Explosion im Uferwasser – der schwarze Amur

 

Der Swinger meiner Karpfenrute bewegt sich nur zentimeterweise auf und ab. Ich setze einen Anhieb und gehe aufgrund des verhaltenen Bisses und der anfangs geringen Gegenwehr von einer Brachse am anderen Ende der Schnur aus. Der Fisch kommt mir ohne großen Kampf bereitwillig entgegen Richtung Ufer. Als ich wenige Meter entfernt zum ersten Mal die dunkle Schwanzflosse an der Oberfläche erkenne ist es Zeit die Bremse zu öffnen, der Tanz beginnt.

 

Recht weit verbreitet und ich denke auch den meisten Anglern geläufig, ist der aus Asien stammende „weiße“ Amur oder auch Graskarpfen. Dieser wurde vor etlichen Jahren in Europa und Nordamerika als Mittel gegen Kraut und übermäßiges Wachstum von Wasserpflanzen eingeführt. Mit diesem kamen auch weitere Fische wie der Silberkarpfen, auch Tolstolob genannt, und eben der schwarze Amur nach Europa.

Der Silber- oder Marmorkarpfen lässt sich mit der Angel so gut wie gar nicht gezielt fangen, da er sich ausschließlich von Plankton ernährt. Der weiße Amur hingegen ist im Sommer ein beliebter Sportfisch, wenn man seinen Aufenthaltsort kennt. Oft verraten sich die Fische an der Oberfläche und lassen sich mit Hartmais oder Schwimmbrot auch gut fangen.

 

Der schwarze Amur ähnelt dem Graskarpfen äußerlich ziemlich stark, unterscheidet sich jedoch komplett von diesem in seiner Lebensweise.

Er hält sich bevorzugt am Grund auf und ist daher in einem Gewässer auch nicht so leicht zu finden. Im Gegensatz zu seinem vegetarischen Verwandten bevorzugt er tierische Nahrung. Muscheln, Schnecken und kleine Krebse stehen in seiner Gunst weit oben. Im Punkt Naturnahrung deckt sich sein Speiseplan also weitgehend mit dem unseres heimischen Karpfens.

Kann man den schwarzen Amur gezielt beangeln?
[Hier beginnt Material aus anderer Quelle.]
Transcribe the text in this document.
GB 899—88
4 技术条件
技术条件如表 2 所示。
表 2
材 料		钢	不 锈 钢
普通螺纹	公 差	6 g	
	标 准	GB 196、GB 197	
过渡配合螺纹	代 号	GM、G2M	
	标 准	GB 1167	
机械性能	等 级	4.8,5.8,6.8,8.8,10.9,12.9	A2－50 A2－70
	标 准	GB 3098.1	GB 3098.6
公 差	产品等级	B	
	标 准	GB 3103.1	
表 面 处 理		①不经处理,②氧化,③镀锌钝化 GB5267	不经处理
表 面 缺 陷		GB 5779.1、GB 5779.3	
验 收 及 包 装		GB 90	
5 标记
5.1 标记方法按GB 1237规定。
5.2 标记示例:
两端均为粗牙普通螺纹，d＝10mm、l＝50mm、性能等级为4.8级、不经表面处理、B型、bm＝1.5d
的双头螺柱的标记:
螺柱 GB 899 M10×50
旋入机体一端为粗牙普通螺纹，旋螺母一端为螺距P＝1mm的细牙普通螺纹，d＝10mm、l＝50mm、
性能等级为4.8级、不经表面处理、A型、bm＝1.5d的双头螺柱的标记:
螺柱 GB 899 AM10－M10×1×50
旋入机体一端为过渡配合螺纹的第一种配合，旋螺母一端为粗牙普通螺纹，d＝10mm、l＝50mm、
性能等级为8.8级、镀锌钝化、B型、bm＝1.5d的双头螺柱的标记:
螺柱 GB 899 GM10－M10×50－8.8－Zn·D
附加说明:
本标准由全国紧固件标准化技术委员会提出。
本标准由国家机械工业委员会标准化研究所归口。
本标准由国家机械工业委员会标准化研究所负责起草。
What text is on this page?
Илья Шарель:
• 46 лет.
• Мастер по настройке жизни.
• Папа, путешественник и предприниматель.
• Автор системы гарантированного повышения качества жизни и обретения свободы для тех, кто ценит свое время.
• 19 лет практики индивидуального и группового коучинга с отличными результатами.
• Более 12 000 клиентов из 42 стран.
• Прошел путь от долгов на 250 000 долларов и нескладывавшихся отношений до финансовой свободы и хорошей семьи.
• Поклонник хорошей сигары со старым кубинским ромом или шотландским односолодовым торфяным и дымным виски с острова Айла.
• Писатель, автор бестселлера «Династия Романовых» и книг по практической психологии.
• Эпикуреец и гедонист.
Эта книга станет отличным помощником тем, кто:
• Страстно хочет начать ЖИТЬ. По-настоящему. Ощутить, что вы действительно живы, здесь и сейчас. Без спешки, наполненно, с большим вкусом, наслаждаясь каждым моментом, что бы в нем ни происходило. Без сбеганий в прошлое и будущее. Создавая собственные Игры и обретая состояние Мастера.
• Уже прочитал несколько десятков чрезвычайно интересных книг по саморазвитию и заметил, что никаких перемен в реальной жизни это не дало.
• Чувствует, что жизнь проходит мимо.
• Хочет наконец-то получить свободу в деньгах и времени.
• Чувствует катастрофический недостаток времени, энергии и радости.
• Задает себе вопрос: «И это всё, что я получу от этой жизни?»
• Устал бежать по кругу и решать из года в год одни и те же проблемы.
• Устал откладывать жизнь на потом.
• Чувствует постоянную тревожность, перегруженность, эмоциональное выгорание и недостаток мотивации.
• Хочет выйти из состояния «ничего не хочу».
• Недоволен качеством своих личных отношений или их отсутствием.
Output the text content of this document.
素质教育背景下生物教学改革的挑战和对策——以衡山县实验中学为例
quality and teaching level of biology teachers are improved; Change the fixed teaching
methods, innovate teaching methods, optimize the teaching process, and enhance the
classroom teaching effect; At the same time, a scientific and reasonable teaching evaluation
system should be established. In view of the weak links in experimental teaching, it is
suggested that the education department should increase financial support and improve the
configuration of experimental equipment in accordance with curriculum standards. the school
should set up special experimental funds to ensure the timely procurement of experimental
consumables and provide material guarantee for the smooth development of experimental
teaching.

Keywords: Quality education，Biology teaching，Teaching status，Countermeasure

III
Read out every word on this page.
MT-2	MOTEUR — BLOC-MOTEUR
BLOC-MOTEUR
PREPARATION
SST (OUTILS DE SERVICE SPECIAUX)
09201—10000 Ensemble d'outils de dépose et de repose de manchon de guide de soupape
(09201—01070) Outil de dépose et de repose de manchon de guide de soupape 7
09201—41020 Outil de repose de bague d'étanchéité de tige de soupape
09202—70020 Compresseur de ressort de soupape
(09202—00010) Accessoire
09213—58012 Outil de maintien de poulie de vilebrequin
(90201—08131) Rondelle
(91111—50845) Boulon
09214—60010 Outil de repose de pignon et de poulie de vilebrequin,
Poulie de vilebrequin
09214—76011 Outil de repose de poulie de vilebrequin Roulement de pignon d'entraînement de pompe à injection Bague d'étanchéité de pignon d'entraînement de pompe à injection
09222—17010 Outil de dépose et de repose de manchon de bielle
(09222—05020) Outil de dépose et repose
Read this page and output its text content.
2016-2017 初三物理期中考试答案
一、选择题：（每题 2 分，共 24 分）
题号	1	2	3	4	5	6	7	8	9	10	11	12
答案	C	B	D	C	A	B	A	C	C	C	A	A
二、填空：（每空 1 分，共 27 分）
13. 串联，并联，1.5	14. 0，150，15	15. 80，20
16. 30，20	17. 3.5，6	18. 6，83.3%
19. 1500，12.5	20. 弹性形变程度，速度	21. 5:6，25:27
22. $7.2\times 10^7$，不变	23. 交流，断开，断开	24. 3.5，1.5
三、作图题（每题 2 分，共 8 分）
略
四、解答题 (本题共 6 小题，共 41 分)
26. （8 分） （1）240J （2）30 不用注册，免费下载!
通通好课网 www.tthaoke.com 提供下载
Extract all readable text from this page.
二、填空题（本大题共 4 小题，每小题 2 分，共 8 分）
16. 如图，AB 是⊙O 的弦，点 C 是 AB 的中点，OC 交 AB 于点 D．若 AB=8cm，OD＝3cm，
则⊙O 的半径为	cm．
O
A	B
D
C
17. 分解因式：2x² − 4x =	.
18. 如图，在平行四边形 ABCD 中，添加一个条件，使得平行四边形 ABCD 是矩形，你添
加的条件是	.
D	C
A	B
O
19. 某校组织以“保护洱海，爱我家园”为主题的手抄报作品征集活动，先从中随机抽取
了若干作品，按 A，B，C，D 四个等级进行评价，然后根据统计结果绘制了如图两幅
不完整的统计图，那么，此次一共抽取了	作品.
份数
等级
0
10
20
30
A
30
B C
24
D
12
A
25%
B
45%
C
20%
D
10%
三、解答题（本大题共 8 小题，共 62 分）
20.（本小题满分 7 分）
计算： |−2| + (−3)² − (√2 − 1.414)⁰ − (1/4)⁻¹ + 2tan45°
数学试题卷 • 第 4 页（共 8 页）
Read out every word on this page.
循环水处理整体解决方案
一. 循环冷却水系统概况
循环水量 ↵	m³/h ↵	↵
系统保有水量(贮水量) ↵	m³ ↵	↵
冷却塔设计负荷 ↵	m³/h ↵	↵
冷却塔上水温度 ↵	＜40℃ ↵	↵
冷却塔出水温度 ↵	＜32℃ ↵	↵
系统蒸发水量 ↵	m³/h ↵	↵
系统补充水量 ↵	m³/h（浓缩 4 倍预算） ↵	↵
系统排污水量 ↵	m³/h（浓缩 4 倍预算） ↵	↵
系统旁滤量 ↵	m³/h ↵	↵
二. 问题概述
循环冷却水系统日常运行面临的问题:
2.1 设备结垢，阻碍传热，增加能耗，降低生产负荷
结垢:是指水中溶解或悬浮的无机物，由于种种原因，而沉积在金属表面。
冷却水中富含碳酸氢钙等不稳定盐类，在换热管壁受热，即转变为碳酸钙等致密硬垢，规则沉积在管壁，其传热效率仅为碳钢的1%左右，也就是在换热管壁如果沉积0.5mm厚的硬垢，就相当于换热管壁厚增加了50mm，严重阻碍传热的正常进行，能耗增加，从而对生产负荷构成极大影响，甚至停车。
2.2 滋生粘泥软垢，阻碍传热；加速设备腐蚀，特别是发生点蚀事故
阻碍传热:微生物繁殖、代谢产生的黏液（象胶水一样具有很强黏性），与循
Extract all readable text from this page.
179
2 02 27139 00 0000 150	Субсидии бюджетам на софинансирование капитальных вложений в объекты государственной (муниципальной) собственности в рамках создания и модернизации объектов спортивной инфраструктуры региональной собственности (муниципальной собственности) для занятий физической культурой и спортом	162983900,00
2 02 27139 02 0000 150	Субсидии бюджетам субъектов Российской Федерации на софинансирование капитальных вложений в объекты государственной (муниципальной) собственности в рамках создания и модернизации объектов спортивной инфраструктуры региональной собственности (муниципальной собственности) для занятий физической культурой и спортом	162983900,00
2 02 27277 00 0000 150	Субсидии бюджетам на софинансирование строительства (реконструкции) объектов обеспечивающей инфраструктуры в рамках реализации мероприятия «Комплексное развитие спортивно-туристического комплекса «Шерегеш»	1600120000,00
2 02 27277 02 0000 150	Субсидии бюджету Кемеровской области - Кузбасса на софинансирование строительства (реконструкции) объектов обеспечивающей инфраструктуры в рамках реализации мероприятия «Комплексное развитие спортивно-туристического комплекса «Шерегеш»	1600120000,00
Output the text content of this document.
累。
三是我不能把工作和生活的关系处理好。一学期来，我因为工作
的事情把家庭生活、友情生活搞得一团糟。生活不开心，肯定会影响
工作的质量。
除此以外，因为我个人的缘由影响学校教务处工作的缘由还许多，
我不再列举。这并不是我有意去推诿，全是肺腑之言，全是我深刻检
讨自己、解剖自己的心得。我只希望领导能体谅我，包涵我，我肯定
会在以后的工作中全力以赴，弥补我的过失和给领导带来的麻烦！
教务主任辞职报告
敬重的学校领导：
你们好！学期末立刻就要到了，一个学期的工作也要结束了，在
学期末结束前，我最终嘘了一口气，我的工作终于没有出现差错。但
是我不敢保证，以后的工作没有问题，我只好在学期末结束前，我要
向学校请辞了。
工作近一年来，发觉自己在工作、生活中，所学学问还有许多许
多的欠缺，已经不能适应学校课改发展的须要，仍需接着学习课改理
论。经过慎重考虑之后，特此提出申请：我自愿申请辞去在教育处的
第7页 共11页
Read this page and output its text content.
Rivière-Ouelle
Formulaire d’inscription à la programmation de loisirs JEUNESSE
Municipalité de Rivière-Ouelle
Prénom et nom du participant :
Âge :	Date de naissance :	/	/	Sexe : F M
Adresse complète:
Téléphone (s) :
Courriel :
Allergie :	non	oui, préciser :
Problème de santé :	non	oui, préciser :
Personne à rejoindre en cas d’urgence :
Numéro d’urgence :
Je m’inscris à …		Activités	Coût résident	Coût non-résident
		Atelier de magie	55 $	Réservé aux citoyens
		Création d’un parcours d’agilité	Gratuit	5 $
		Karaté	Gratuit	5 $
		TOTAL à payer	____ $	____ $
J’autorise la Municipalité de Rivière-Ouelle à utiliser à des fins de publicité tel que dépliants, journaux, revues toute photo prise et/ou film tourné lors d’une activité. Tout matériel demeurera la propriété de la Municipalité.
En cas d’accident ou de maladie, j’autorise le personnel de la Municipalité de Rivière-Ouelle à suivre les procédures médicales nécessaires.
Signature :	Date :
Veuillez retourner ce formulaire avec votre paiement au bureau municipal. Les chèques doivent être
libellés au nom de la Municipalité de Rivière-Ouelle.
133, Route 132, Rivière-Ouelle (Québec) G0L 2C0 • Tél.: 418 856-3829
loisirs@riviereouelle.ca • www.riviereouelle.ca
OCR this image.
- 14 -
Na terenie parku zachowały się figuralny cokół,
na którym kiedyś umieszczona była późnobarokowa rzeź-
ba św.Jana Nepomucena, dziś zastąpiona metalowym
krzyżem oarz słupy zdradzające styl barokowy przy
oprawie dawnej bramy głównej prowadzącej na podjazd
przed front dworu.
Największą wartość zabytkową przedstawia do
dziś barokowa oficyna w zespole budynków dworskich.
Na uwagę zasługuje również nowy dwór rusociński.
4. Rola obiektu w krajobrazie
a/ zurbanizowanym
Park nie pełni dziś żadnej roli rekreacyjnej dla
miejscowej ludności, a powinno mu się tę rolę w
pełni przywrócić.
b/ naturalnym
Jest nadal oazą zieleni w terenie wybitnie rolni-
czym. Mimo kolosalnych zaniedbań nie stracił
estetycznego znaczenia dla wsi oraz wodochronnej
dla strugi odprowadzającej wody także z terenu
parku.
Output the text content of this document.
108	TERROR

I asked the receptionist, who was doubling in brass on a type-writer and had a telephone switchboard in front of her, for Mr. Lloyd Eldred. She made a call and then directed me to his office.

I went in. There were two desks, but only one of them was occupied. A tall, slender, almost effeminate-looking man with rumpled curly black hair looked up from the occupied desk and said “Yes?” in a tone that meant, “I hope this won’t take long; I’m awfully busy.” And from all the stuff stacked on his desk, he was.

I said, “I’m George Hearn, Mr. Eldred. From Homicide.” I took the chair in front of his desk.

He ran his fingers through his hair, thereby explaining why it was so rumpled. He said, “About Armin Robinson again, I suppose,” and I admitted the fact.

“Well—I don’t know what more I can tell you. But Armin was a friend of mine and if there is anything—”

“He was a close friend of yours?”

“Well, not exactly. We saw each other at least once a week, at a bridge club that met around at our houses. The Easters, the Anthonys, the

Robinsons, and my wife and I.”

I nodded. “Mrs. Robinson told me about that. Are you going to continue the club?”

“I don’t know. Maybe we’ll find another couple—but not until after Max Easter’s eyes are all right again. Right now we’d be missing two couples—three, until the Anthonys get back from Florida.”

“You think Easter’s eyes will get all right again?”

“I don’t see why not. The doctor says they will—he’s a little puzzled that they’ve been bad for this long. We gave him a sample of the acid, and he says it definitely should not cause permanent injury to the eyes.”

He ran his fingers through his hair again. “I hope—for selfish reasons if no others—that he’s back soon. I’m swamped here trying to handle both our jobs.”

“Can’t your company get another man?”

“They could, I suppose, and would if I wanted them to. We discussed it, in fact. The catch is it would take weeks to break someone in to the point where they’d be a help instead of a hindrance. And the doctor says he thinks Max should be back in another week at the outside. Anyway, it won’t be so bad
Ich behaupte: Nein. In einem Gewässer, in das der schwarze Amur gesetzt wurde, werden ziemlich sicher auch Karpfen schwimmen. Also alles, was dem schwarzem Amur schmeckt, frisst auch der Karpfen.

Den nächsten Unterschied zum weißen Amur konnte ich bei der Fangzeit feststellen. Möchte man meinen, dass es dem weißen Amur gar nicht heiß genug zum Fressen sein kann, beisst der schwarze Amur auch gerne im Frühjahr oder Herbst.

Gerade jetzt, wenn die Wassertemperatur im Herbst fällt, geht der eine oder andere schwarze Amur an den Haken. Besonders gerne nehmen die Fische Köder auf Krebs-, Muschel- oder Fischbasis.

Ich vertraue beim Karpfenfischen auf Boilies der österreichischen Köderschmiede Aquatic Baits. Von meinen bevorzugten Ködern werden vom schwarzen Amur besonders gerne die Sorten „Pure Fish“ und „Squid Red HNV“ angenommen. Oftmals bekam ich auch Bisse, wenn ich zusätzlich einen kleinen Pop Up Dumbell als Schneemannmontage am Vorfach montiert hatte.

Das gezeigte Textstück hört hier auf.